CLEVELAND -- Terry Francona could have waited to manage somewhere else. At some point, a more talented team in a major market with a massive payroll would make him an offer.
But if he was going back, there was only one team for him.
And when the Cleveland Indians called, Francona was on his way.
"I knew it was right for me," he said.
Francona, who led the Boston Red Sox to two World Series titles, was introduced Monday as the new manager of the Indians, who crashed in the second half this season after contending for four months. It's a family reunion of sorts for Francona, who has ties with the Indians stretching back over 50 years.
His father, Tito, played six seasons in Cleveland and Francona spent a year working as an assistant in the Indians' front office after he was fired by Philadelphia.
Francona signed a four-year contract. He hopes to stay even longer.
"I don't want to be a rental manager," he said. "I didn't want to come in worried. I want to be part of the solution. I want to stick around. I didn't come here to go to pasture."
With an impressive resume that includes ending Boston's 86-year drought between world championships, Francona was picked by the Indians over Sandy Alomar Jr., who served as the club's bench coach before taking over as interim manager for the final six games after Manny Acta was fired on Sept. 27.

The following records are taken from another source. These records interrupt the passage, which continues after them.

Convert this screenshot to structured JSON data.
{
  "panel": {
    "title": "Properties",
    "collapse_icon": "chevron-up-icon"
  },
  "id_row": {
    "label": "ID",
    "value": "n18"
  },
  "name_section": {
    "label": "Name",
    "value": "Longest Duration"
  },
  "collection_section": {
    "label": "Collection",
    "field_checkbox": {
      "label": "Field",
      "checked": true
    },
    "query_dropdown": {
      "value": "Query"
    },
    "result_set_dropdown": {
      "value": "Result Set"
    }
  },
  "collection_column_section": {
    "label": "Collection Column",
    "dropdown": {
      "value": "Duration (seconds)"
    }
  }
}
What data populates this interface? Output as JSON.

Francona is inheriting an Indians team that finished 68-94 and 20 games out of first place in the AL Central. Cleveland went 18-45 after July 27, an inexplicable collapse that cost Acta his job and sent Indians general manager Chris Antonetti and president Mark Shapiro searching for a strong leader to take over a club with young talent and potential.

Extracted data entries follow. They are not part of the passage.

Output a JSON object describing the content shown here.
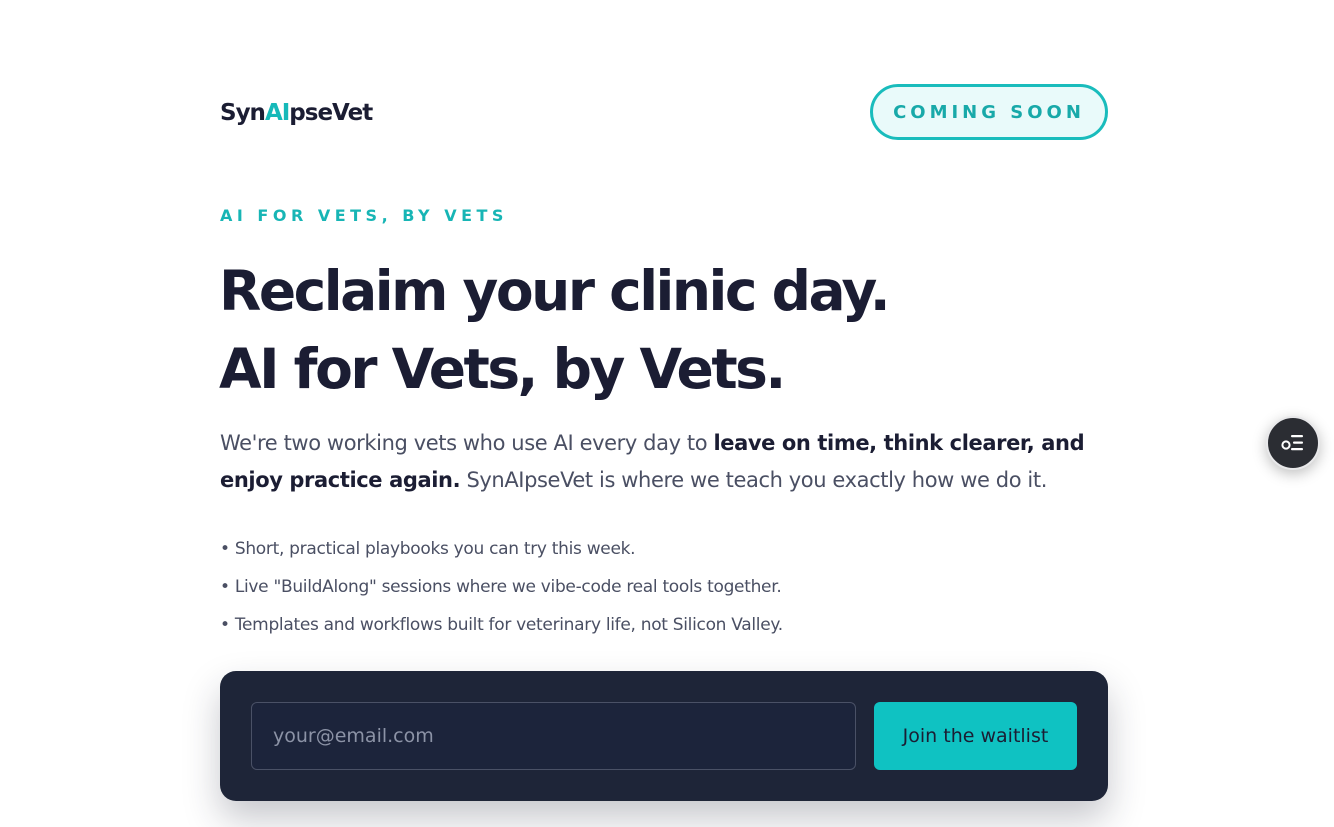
{
  "header": {
    "logo_part1": "Syn",
    "logo_part2": "AI",
    "logo_part3": "pseVet",
    "badge_label": "COMING SOON"
  },
  "hero": {
    "eyebrow": "AI FOR VETS, BY VETS",
    "headline_line1": "Reclaim your clinic day.",
    "headline_line2": "AI for Vets, by Vets.",
    "intro_part1": "We're two working vets who use AI every day to ",
    "intro_bold": "leave on time, think clearer, and enjoy practice again.",
    "intro_part2": " SynAIpseVet is where we teach you exactly how we do it."
  },
  "bullets": [
    "• Short, practical playbooks you can try this week.",
    "• Live \"BuildAlong\" sessions where we vibe-code real tools together.",
    "• Templates and workflows built for veterinary life, not Silicon Valley."
  ],
  "signup": {
    "email_placeholder": "your@email.com",
    "email_value": "",
    "submit_label": "Join the waitlist"
  },
  "floating_button": {
    "icon": "list-settings-icon"
  },
  "colors": {
    "accent": "#16b9b9",
    "text_dark": "#1b1d33",
    "panel": "#1e2538",
    "button": "#0fc2c2"
  }
}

They didn't have to look far. The night Acta was dismissed, Antonetti called Francona, who spent the past year working as an analyst for ESPN. Before long, the two friends were hammering out contract terms.
"There's two main reasons I'm here today -- Chris Antonetti and Mark Shapiro," Francona said. "We've kept in touch for the last 12 years. I value not only their friendship but their guidance and their leadership. I know we have challenges ahead of us but I look forward to us tackling these challenges as a unit, as a 'we.' I'm genuinely excited to do that."
After being introduced by Antonetti, Francona looked toward the back of the room, where his 78-year-old father sat proudly.
"In 1959, a guy hit .363 and that was the year I was born," Francona said, "and it just so happens to be the same guy that is the best father a son could ever ask."
Francona said he became emotional when he informed his dad that he was the new manager of the Indians.
"I kind of cried a little bit," Francona said. "I didn't want to, but it just happened. You can't take a job because your dad was a good Indian, but it's a still a good story. It's pretty special."
Tito Francona said he offered his son some advice when he learned he was interviewing in Cleveland.
"I said, 'Stop right there,'" the elder Francona said.
Francona has not yet hired any coaches for his staff. Alomar is under contract for one more season with Cleveland and has been offered the chance to return as the team's bench coach. But the 46-year-old Alomar could be a candidate for other managerial openings in Boston and Colorado.
Since accepting the Indians' offer on Saturday, Francona said he has reached out to several players on Cleveland's roster and is eager to begin getting the Indians -- who haven't made the playoff since 2007, when they lost to Francona and the Red Sox in the ALCS -- headed in the right direction.
"This is a clean slate for everybody," said Francona. "Dealing with players is fun. Dealing with young players is really fun."
Francona said the year working as a broadcaster has re-energized him. He acknowledged making mistakes during his final season in Boston as the Red Sox collapsed by going 7-20 in September and missed the playoffs. The pressure took its toll on Francona, forcing him to withdraw from the game and reflect "on what mattered to me."
"To do this job and do it correctly, you've got to be all-in all the time," Francona said. "I was showing some signs of wear and tear. But I wouldn't have interviewed here if I didn't think it was the right thing to do."
Francona has some simple goals for the Indians.
"We're going to compete," he said. "We're always going to compete. We may not win every game, but we won't back down from anyone."
With Cleveland, Francona won't enjoy the same hefty payroll he had with the Red Sox, who were able to add high-priced free agents to complement their stable of young talent. While some fans fixate on baseball's economic imbalance, Francona said success and failure isn't predicated on dollars spent.
"Tampa has done if for years in the American League East," he said. "They've gone toe to toe with Boston and New York. Oakland is doing it. That's not something I spend a whole lot of energy on. My job is to get the players that we have to play the utmost of their ability, and then even beyond that to care about each other on the field fiercely and start building loyalty.
"I don't really care what players are making. What I want them to do is play the game right."
As word circulated around baseball of his interest in the Indians, Francona said he was met by some who wondered if he was serious.
"They said, 'What are you doing? Why don't you wait for a team that's guaranteed to win?' The people that were asking didn't know me as well as I thought," he said. "I'm looking forward to this challenge. I can't guarantee we're going to win. Nobody can, but I'm excited about the chance to go about this and make this better."